Amid the lead versus actinium debate, investment in the α-emitter space has increased tremendously since 2023, Hsieh says. “More tumor killing and a better safety profile by lead-212 has made the field very interesting.”

The German biotech ITM Isotope Technologies recently raised $200 million to develop its radiopharmaceutical portfolio. While the company’s top candidates are β-emitting, lutetium-based drugs, some of the new funds will go toward making α-emitting, actinium-based therapies.

In May, ArtBio hired Minnesota’s Nucleus RadioPharma to help manufacture its drugs in clinical trials. Ostuni says ArtBio now has four service providers. Drug services firms like Nucleus are ramping up to meet future demand.
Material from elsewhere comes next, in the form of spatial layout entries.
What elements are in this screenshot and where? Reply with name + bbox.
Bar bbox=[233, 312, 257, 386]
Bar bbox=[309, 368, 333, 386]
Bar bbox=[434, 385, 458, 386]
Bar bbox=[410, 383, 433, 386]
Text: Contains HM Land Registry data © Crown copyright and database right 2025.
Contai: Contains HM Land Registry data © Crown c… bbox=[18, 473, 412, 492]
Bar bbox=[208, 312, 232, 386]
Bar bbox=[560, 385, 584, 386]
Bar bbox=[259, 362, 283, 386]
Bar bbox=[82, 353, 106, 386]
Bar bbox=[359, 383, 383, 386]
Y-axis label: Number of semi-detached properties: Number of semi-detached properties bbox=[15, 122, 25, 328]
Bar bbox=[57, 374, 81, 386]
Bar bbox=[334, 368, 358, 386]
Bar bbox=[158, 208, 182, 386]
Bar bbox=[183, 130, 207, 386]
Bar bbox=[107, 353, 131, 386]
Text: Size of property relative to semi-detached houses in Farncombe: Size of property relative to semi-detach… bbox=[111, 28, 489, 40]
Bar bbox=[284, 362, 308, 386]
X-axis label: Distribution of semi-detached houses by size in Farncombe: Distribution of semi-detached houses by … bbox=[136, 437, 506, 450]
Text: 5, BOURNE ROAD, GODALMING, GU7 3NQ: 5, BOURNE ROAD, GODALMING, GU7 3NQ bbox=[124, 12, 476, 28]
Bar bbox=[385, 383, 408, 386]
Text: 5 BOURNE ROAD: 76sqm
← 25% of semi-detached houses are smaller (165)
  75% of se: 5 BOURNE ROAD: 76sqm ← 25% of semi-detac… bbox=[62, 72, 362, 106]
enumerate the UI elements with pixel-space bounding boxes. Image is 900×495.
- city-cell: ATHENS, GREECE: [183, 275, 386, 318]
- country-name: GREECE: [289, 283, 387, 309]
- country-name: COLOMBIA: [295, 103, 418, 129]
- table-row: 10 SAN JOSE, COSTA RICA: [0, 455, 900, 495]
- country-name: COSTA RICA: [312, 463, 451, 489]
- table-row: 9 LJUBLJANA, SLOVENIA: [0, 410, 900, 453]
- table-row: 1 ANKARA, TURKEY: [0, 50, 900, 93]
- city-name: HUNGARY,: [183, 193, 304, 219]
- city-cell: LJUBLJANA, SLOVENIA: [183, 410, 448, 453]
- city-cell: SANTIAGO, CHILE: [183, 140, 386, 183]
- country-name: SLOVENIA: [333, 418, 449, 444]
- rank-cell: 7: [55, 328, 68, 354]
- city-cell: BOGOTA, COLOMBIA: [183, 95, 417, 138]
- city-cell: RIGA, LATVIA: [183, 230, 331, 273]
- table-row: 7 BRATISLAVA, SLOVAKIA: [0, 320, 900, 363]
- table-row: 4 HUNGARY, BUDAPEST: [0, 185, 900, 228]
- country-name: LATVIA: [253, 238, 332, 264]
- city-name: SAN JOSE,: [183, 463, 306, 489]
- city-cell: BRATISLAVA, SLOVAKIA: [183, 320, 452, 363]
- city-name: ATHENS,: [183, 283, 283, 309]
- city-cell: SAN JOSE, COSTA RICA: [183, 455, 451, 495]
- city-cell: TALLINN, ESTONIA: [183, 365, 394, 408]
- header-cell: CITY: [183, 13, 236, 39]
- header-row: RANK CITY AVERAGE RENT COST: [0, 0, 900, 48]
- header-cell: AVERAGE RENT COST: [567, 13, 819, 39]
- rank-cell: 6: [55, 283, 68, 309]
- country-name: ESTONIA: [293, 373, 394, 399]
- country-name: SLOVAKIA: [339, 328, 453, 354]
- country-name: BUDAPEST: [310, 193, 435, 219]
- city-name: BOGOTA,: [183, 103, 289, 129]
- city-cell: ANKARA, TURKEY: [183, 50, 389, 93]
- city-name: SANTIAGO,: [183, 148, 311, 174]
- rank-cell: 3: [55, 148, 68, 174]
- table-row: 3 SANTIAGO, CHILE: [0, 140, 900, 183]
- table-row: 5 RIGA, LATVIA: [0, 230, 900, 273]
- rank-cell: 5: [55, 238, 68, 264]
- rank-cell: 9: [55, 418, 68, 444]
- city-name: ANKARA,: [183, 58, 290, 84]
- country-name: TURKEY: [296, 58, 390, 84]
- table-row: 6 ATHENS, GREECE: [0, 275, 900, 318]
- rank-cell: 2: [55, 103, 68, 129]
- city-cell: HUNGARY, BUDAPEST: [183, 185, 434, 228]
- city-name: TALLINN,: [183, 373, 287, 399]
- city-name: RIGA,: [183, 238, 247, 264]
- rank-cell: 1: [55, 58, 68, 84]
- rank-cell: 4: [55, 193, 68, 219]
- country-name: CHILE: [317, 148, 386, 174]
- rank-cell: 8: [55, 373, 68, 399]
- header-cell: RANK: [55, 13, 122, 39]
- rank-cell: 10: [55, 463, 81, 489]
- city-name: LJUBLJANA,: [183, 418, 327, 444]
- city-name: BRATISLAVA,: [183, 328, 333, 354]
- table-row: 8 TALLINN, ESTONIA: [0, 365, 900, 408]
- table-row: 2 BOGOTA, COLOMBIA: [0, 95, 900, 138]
CEO Charles Conroy says Nucleus will spend over $100 million in the next 18 months to support the growing need for radiotherapies. “This market will continue to grow and evolve,” he says. “We will ensure there is enough to support the demand.”

Others, such as Orano Med, are developing in-house facilities. The company recently poured $20 million into its 2,800 m² site focused on manufacturing lead-212 radiopharmaceuticals on an industrial scale. “I think this investment will give us a competitive advantage because we will have the capacity to make 5,000 doses a year,” Dodet says.

The US Food and Drug Administration has yet to approve an α radiotherapy, but Dodet is confident that the market will see one soon. He says the α-therapy market has a place for all isotopes. “I don’t think there is a big difference between actinium and lead in terms of potential to develop new exciting drugs,” Dodet says. “The big difference will be how to make these drugs in large quantities when the time comes.”